Jim - Yes, well put. My primary concern, which you've explained well, is that
the increasingly common practice among clinical Ph.D. programs of accepting
only students who wish to pursue academic/research careers may inadvertently
widen the already wide science-practice gap. Clinically oriented students who
are scientifically minded or at least open to scientific approaches (and yes,
many such students do exist) will instead go largely to Psy.D. programs where,
as Jim notes, they will typically receive training that is not scientifically
rigorous (there are a few honorable exceptions among Psy.D. programs, like
Rutgers, Argosy in DC, and perhaps Denver, as Annette observes, but in my
experience these are outliers).
An argument I've made in my own clinical program, with minimal success, is
that our field desperately needs scientiifically-minded practitioners to
deliver evidence-based interventions, serve as scientific role models for their
fellow clinicians, supervise graduate students in scientifically-grounded
assessment and treatment techniques, offer continuing education workshops that
integrate science with practice, and so on. I very much worry that the current
trend of discouraging scientifically-minded students who aspire to practice
careers from applying to clinical Ph.D. programs will deprive the field of
practitioners who have received high quality scientific training.

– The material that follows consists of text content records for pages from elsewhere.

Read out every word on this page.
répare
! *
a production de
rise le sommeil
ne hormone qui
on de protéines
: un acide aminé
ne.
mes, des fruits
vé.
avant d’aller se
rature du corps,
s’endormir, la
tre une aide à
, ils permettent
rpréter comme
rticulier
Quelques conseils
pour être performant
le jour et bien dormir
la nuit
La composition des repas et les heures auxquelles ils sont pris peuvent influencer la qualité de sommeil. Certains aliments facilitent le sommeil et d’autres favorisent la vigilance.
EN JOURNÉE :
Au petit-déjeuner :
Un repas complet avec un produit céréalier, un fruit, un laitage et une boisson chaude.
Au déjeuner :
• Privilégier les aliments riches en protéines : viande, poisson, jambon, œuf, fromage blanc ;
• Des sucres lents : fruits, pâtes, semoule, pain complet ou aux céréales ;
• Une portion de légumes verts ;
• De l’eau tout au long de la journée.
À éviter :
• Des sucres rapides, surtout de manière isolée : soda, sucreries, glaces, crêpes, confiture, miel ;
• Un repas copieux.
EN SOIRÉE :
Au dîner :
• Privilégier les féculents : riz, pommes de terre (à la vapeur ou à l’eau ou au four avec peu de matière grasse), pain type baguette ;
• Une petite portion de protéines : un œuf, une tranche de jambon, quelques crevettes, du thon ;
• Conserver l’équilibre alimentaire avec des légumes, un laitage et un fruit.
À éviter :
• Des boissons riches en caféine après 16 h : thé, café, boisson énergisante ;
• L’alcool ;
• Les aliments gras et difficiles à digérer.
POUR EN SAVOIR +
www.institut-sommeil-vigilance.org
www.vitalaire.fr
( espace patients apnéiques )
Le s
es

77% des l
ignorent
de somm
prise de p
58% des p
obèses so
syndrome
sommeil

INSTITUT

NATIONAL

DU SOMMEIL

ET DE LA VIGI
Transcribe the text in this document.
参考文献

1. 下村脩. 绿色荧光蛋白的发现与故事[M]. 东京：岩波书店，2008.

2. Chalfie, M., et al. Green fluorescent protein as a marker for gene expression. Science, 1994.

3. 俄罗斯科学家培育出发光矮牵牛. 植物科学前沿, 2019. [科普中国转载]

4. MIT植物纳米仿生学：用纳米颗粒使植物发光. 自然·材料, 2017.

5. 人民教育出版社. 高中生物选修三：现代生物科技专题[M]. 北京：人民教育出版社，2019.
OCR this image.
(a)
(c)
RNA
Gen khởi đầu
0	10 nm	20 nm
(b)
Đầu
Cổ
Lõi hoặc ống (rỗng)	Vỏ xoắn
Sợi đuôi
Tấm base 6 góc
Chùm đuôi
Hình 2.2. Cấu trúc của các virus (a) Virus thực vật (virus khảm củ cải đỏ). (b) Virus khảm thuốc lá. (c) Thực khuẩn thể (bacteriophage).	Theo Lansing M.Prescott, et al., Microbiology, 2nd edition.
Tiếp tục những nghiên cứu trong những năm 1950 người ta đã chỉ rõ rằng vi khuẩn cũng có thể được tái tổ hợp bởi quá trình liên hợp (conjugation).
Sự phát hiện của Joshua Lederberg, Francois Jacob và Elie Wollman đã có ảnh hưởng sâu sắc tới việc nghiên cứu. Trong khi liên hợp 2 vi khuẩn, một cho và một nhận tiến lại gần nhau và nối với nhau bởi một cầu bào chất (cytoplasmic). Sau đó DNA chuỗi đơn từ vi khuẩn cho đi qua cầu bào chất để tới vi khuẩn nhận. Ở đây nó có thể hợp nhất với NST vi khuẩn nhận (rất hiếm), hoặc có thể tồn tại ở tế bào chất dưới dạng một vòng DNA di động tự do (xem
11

But at the risk of being cynical, most of my academic colleagues here and
at other research-oriented clinical psychology programs are less concerned
about the future of the field at large than with the success of their own
research activities. That's where the reinforcement contigencies lie. These
faculty members want research-oriented students to staff and run their
laboratories and help them with their grant-funded research, so the current
admissions system works well for them. But we may pay a price in the long run.
.....Scott
________________________________________
From: Jim Clark [[email protected]]
Sent: Sunday, September 11, 2011 12:30 PM
To: Teaching in the Psychological Sciences (TIPS)

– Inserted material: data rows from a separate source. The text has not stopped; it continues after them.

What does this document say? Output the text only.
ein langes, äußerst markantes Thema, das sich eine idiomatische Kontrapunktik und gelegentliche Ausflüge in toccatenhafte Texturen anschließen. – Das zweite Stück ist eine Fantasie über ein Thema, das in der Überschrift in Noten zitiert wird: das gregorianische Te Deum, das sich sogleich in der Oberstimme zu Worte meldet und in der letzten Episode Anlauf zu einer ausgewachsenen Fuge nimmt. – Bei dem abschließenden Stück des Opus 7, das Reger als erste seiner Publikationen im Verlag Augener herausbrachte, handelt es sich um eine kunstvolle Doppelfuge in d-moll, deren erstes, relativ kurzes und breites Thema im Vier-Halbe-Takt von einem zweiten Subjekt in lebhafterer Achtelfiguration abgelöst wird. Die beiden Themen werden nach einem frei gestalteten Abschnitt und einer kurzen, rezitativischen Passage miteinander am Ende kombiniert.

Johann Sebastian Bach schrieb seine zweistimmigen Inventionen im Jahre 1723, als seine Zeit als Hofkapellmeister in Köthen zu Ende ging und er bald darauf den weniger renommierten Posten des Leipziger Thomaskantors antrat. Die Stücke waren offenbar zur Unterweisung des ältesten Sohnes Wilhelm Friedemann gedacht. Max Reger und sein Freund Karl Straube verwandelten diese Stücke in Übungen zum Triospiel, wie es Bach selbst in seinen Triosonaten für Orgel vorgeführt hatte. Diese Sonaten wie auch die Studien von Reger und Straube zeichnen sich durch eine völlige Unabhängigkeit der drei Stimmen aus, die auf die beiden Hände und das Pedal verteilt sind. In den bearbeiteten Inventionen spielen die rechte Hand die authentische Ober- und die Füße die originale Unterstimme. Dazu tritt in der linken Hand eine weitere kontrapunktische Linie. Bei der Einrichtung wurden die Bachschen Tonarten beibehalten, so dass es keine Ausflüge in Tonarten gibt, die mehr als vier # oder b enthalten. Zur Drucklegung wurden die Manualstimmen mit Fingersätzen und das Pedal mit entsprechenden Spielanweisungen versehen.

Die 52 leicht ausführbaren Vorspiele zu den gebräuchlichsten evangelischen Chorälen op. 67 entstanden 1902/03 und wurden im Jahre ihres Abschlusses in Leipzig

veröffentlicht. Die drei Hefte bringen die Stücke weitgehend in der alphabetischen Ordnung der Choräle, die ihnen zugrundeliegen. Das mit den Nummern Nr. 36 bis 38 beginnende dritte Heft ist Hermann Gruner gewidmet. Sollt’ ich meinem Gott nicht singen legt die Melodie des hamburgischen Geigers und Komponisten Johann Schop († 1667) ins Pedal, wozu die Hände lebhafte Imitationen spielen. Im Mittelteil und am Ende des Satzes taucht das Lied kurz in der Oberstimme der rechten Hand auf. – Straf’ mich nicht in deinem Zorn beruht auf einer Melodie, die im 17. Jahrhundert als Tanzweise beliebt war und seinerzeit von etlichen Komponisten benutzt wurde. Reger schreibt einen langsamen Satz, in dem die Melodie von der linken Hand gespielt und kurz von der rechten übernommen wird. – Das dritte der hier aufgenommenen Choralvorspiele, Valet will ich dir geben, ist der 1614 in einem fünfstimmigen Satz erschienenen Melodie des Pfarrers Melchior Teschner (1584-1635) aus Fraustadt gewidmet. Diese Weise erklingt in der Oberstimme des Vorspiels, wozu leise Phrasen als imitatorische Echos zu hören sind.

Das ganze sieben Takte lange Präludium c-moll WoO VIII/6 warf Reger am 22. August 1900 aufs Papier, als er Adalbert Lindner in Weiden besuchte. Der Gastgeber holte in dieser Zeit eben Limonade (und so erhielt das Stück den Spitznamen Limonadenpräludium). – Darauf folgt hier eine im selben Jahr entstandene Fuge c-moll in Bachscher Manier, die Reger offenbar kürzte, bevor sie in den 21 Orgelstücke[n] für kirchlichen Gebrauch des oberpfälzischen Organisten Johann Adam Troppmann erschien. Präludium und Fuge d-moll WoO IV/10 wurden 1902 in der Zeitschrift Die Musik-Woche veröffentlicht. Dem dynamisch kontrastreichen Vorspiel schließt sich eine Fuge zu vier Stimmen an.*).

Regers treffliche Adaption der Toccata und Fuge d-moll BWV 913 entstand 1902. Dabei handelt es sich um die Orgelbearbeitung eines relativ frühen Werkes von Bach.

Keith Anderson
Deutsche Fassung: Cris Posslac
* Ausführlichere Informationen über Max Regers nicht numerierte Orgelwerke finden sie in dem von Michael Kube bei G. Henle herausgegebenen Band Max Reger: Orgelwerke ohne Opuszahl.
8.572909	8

Subject: RE: [tips] Clinical training: Boulder and Denver
Hi
James M. Clark
Professor of Psychology
204-786-9757
204-774-4134 Fax
[email protected]
>>> "Lilienfeld, Scott O" <[email protected]> 11-Sep-11 7:36:26 AM >>>
But more and more, Boulder model programs are discouraging students with
primary career interests in clinical practice from applying for graduate
school, largely because dozens and dozens of Psy.D programs are already
available to do that (and there's no research evidence that Ph.D.s are
associated with superior therapy outcomes to Psy.D.s). Also, the costs of
graduate training at most clinical psychology programs are enormous (e.g., at
Emory, we fund offer guaranteed funding for 4 years, with full tuition
remissiion, about a $17,000 a year stipend, coverage of health insurance and
other fees; and our clinical program is not markedly atypical from other
clinical Ph.D. programs), and many graduate programs do not want to invest
>$100,000 and years of research training in a student who will go out and
perform full-time therapy, especially when there is no evidence (and pretty
good evidence to the contrary from meta-analyses) that their treatment outcomes
will be superior to those of B.A. level paraprofessionals (I have decidedly
mixed feelings about this argument, but take it for what it is).
JC
One potential downside to this division is that it would appear to give up on
the possibility that in the future psychological practice might have stronger
scientific foundations that require a deeper understanding of human behavior
and experience than can be transmitted in an undergraduate degree or even in a
PsyD (especially as currently constituted). It is hard to draw complete
parallels with other professions that do not have PhDs as the top professional
degree, but MDs do differ from Nurses, Dentists differ from Dental Hygenists,
and so on. Psychological practice based on an undergraduate degree would
appear to place psychology on par with Social Workers and Occupational
Therapists. And the shortcomings in the current versions of PsyDs, as alluded
to by Scott, means perhaps that PsyDs are not a lot better than undergraduate
degrees (my interpretation, not necessarily Scott's).
Another problem is that we relinquish training of practitioners to institutions
that are generally less completely scientific than university psychology
departments and that are probably outright anti-scientific in some cases. What
does that augur for the future interface between the Clinical Scientists and
Practitioners? To again draw an analogy with Medicine, would the results of
research in the medical field be less likely to be disseminated and adopted
widely if the researchers were not trained initially as practitioners? Indeed,
it even seems at least unusual to think of, for example, a Prostate Cancer
research centre that was not headed by a medical practitioner and that did not
also serve as a primary treatment centre.